Изменить стиль страницы

– Брось, Витька! Еще оборвешься, а внизу сваи. Ну тебя к черту, псих!?

Виктор ничего не ответил. Осторожно опустился в пролет и повис на руках.

Запомнилось: облака, облака, облака и ныряющая по небу луна. Вниз не смотрел, знал – смотреть вниз нельзя. Ферма, на которой он повис, была холодной и будто нарочно посыпанной чем-то шершавым. Качнулся раз – подвинулся; вправо, два – еще подвинулся, три – еще… Одиннадцать, двенадцать…

Ладони саднило, словно наждак прилипал к рукам и драл кожу… Шестнадцать, семнадцать, восемнадцать… Все-таки он заметно продвинулся.

Наверху что-то невнятное бормотал Сенька, Виктор, не прислушивался. Двадцать, двадцать один… Начали уставать плечи… Ладони жгло. Двадцать семь, двадцать восемь… Стало светлее, подумал: "С чего бы?" – и сообразил: облака растянуло, и успокоившаяся вдруг луна светила на полную катушку. Тридцать один, тридцать два, тридцать три…

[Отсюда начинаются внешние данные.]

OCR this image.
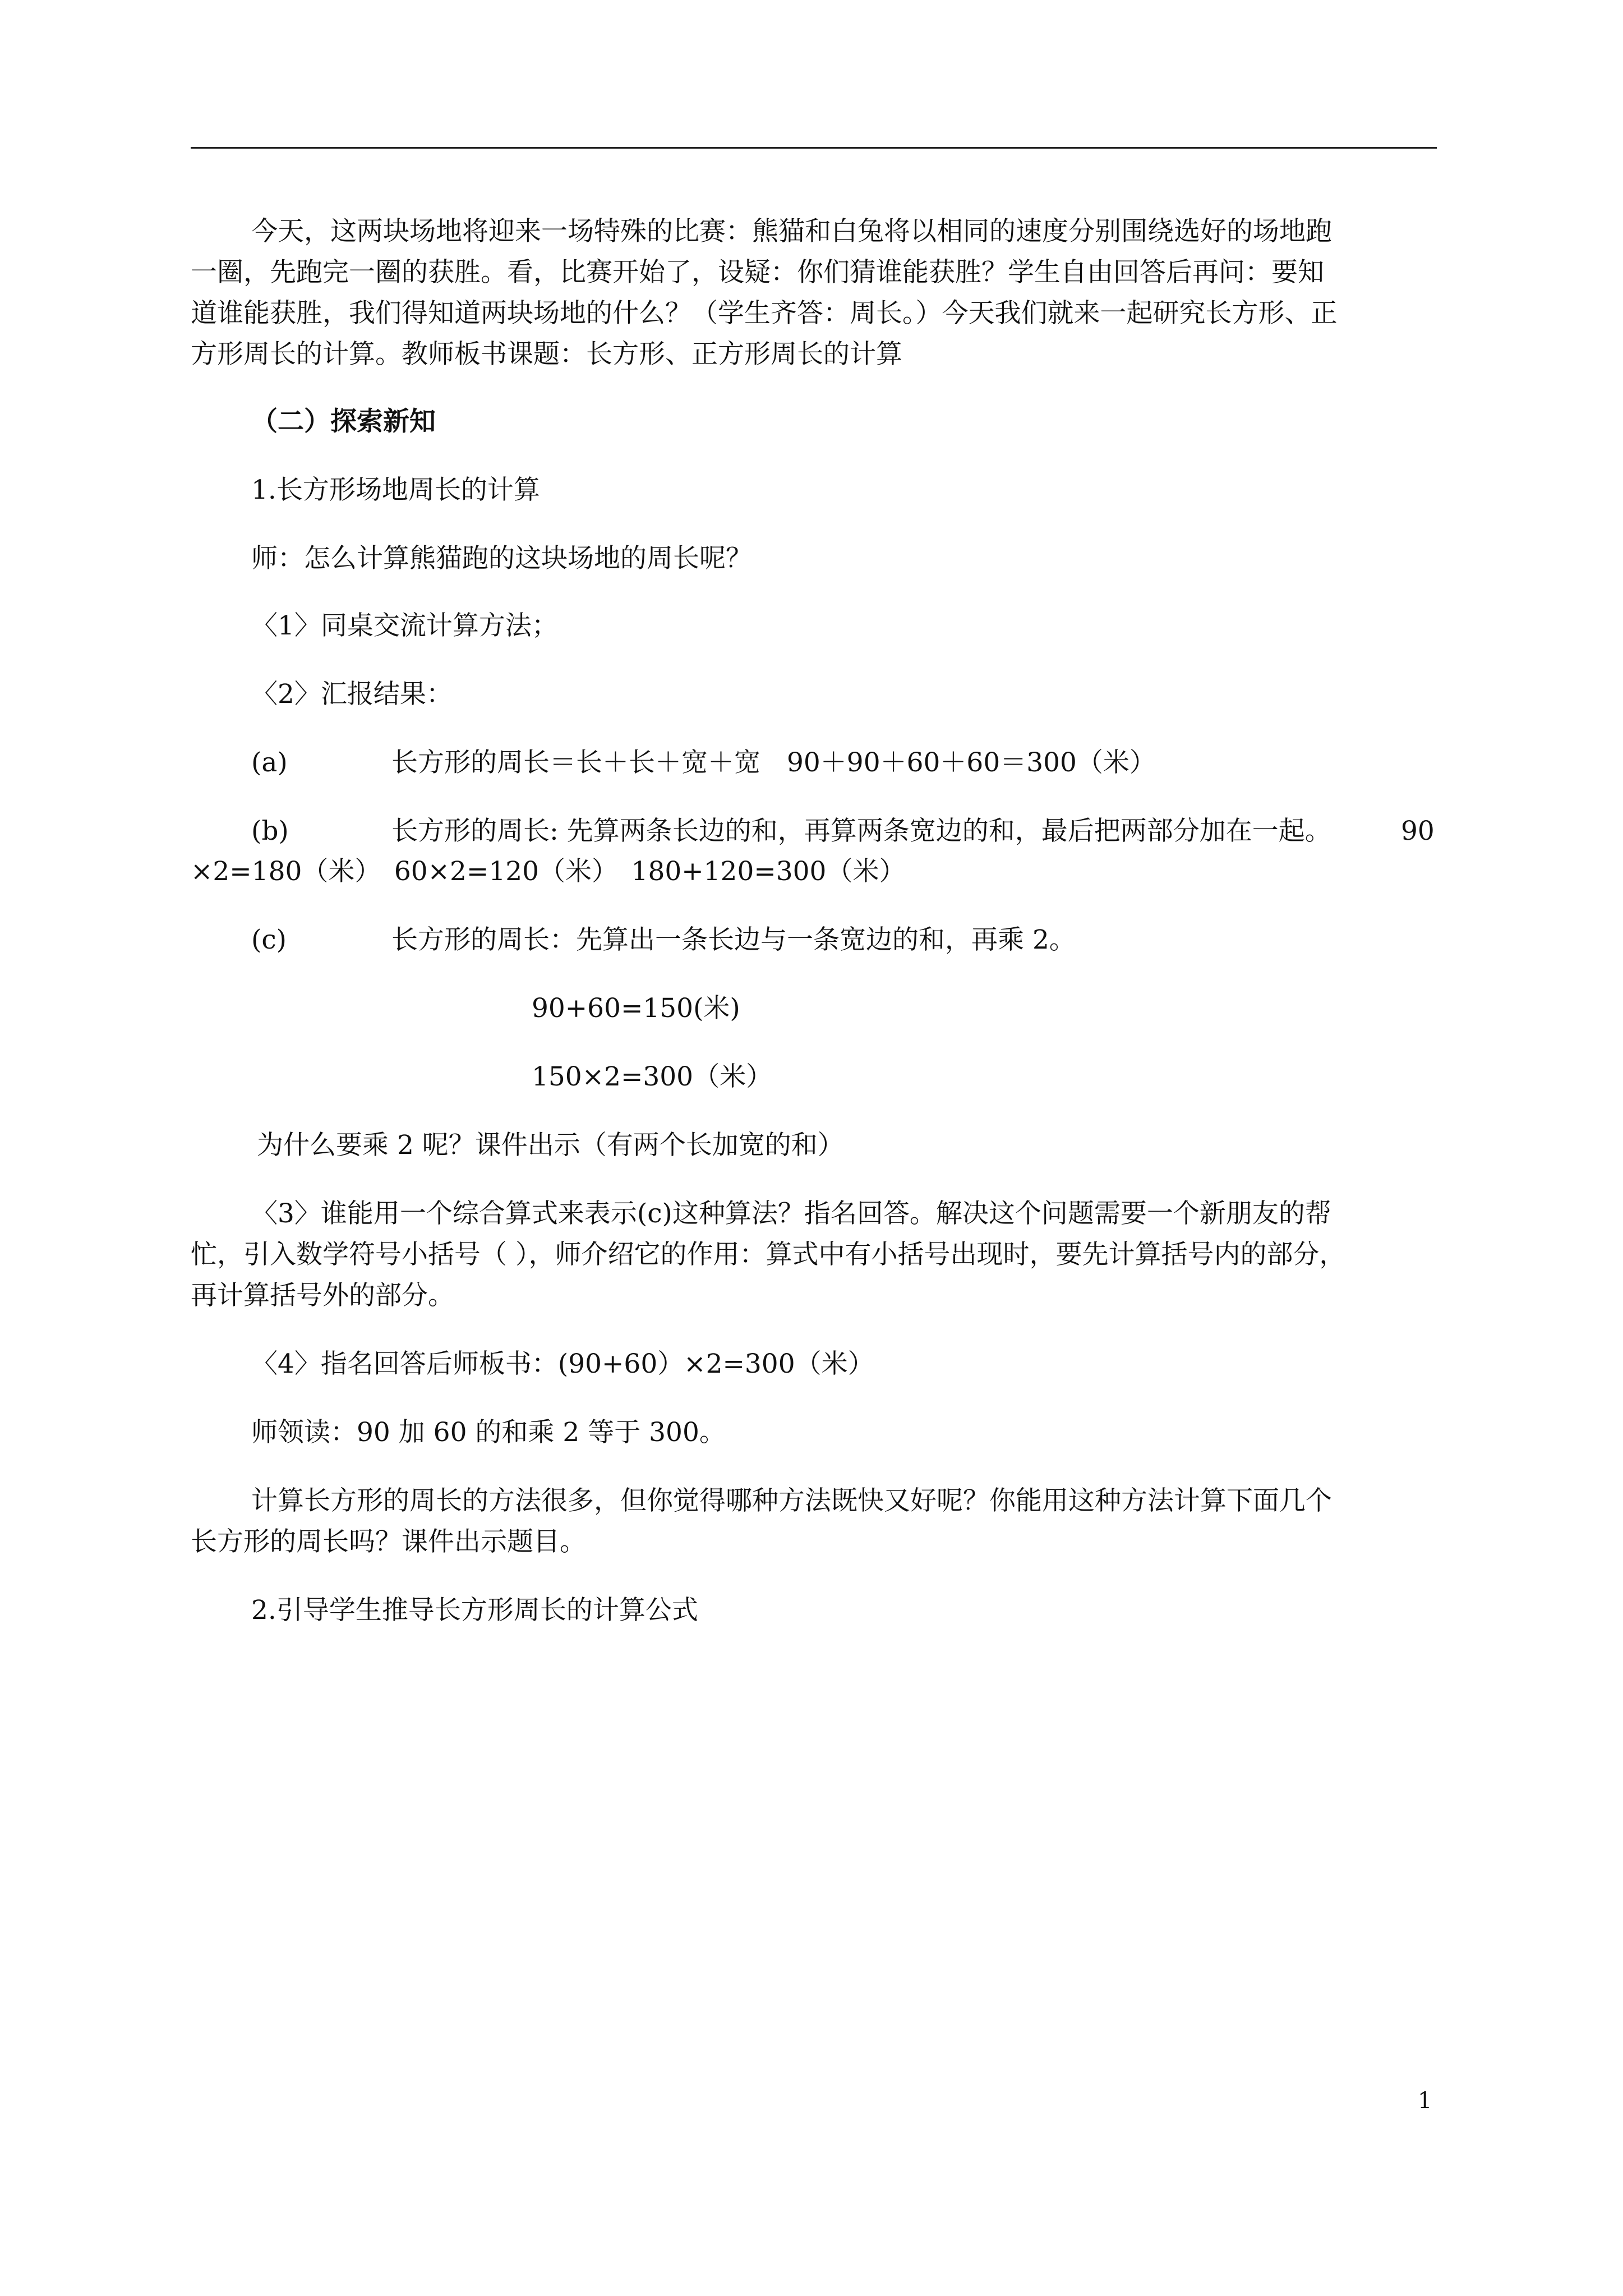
今天，这两块场地将迎来一场特殊的比赛：熊猫和白兔将以相同的速度分别围绕选好的场地跑
一圈，先跑完一圈的获胜。看，比赛开始了，设疑：你们猜谁能获胜？学生自由回答后再问：要知
道谁能获胜，我们得知道两块场地的什么？（学生齐答：周长。）今天我们就来一起研究长方形、正
方形周长的计算。教师板书课题：长方形、正方形周长的计算
（二）探索新知
1.长方形场地周长的计算
师：怎么计算熊猫跑的这块场地的周长呢？
〈1〉同桌交流计算方法；
〈2〉汇报结果：
(a)	长方形的周长＝长＋长＋宽＋宽　90＋90＋60＋60＝300（米）
(b)	长方形的周长: 先算两条长边的和，再算两条宽边的和，最后把两部分加在一起。	90
×2=180（米）　60×2=120（米）　180+120=300（米）
(c)	长方形的周长：先算出一条长边与一条宽边的和，再乘 2。
90+60=150(米)
150×2=300（米）
为什么要乘 2 呢？课件出示（有两个长加宽的和）
〈3〉谁能用一个综合算式来表示(c)这种算法？指名回答。解决这个问题需要一个新朋友的帮
忙，引入数学符号小括号（ ），师介绍它的作用：算式中有小括号出现时，要先计算括号内的部分，
再计算括号外的部分。
〈4〉指名回答后师板书：(90+60）×2=300（米）
师领读：90 加 60 的和乘 2 等于 300。
计算长方形的周长的方法很多，但你觉得哪种方法既快又好呢？你能用这种方法计算下面几个
长方形的周长吗？课件出示题目。
2.引导学生推导长方形周长的计算公式
1
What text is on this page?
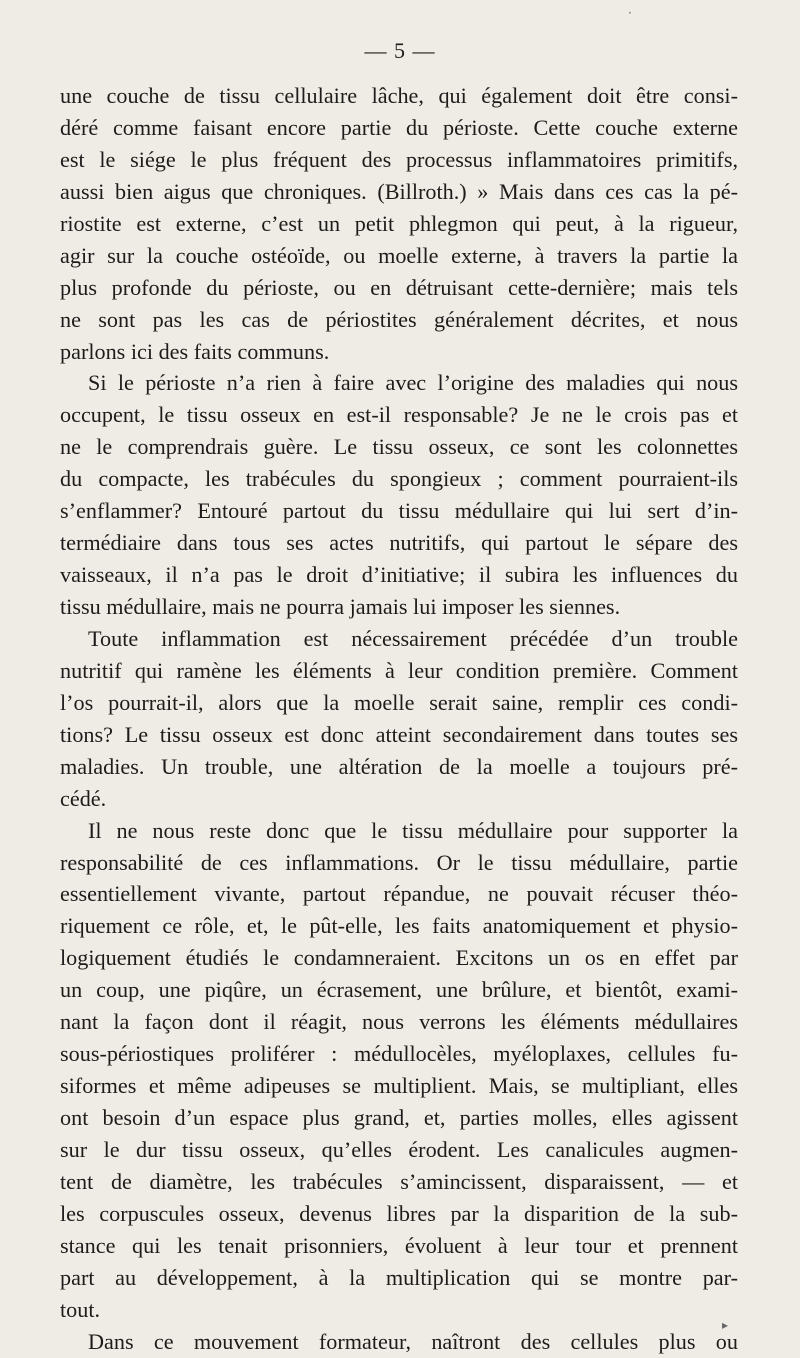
— 5 —
une couche de tissu cellulaire lâche, qui également doit être consi-
déré comme faisant encore partie du périoste. Cette couche externe
est le siége le plus fréquent des processus inflammatoires primitifs,
aussi bien aigus que chroniques. (Billroth.) » Mais dans ces cas la pé-
riostite est externe, c’est un petit phlegmon qui peut, à la rigueur,
agir sur la couche ostéoïde, ou moelle externe, à travers la partie la
plus profonde du périoste, ou en détruisant cette-dernière; mais tels
ne sont pas les cas de périostites généralement décrites, et nous
parlons ici des faits communs.
Si le périoste n’a rien à faire avec l’origine des maladies qui nous
occupent, le tissu osseux en est-il responsable? Je ne le crois pas et
ne le comprendrais guère. Le tissu osseux, ce sont les colonnettes
du compacte, les trabécules du spongieux ; comment pourraient-ils
s’enflammer? Entouré partout du tissu médullaire qui lui sert d’in-
termédiaire dans tous ses actes nutritifs, qui partout le sépare des
vaisseaux, il n’a pas le droit d’initiative; il subira les influences du
tissu médullaire, mais ne pourra jamais lui imposer les siennes.
Toute inflammation est nécessairement précédée d’un trouble
nutritif qui ramène les éléments à leur condition première. Comment
l’os pourrait-il, alors que la moelle serait saine, remplir ces condi-
tions? Le tissu osseux est donc atteint secondairement dans toutes ses
maladies. Un trouble, une altération de la moelle a toujours pré-
cédé.
Il ne nous reste donc que le tissu médullaire pour supporter la
responsabilité de ces inflammations. Or le tissu médullaire, partie
essentiellement vivante, partout répandue, ne pouvait récuser théo-
riquement ce rôle, et, le pût-elle, les faits anatomiquement et physio-
logiquement étudiés le condamneraient. Excitons un os en effet par
un coup, une piqûre, un écrasement, une brûlure, et bientôt, exami-
nant la façon dont il réagit, nous verrons les éléments médullaires
sous-périostiques proliférer : médullocèles, myéloplaxes, cellules fu-
siformes et même adipeuses se multiplient. Mais, se multipliant, elles
ont besoin d’un espace plus grand, et, parties molles, elles agissent
sur le dur tissu osseux, qu’elles érodent. Les canalicules augmen-
tent de diamètre, les trabécules s’amincissent, disparaissent, — et
les corpuscules osseux, devenus libres par la disparition de la sub-
stance qui les tenait prisonniers, évoluent à leur tour et prennent
part au développement, à la multiplication qui se montre par-
tout.
Dans ce mouvement formateur, naîtront des cellules plus ou
·
▸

Виктор решил больше не считать. К чертям! Все равно, сколько до конца, неизвестно. Еще, еще, еще так, еще. Ох, ладони! Казалось, кожа на руках содрана до костей.

"Рефлексы!.. Я ему покажу рефлексы. Рефлексы у Бобика, Шарика, у Дамки… Сам он дурак – Бобик, Кабысдох, Кабысдох, Кабысдох, Кабысдох…"

Виктор из последних сил докачался до берега и рухнул в мокрую, пахнущую болотом траву.

Он лежал, глубоко дыша, не чувствуя рук, прислушиваясь к едва уловимому плеску реки. Потом вспомнил о ладонях. Поднялся и медленно поплелся к свету уличного фонаря.

На ладони страшно было смотреть. Острая, как стекло, тонкая, как папиросная бумага, чешуя старой, облетевшей ржавчины вдрызг разнесла кожу, въелась глубоко в мясо…

И все-таки воспоминание это было хорошим воспоминанием. Победа над Сенькой? Нет, конечно. Их спор не стоил столь рискованного эксперимента. "Безумству храбрых поем мы песню"? Нет. Внешняя красивость этих крылатых слов никогда не находила отклика в Витькиной голове. У него был другой девиз: "Победа ожидает того, у кого все в порядке, – люди называют это счастьем!" Амундсен. Так в чем же все-таки было дело? Пережив в тот вечер сложную атаку самых разных чувств – от самоуверенности до отчаяния, включая обиду, и злость, и колебание, и стыд, и бешенство, Виктор не ощутил даже короткого укола страха. Чего не было, того не было.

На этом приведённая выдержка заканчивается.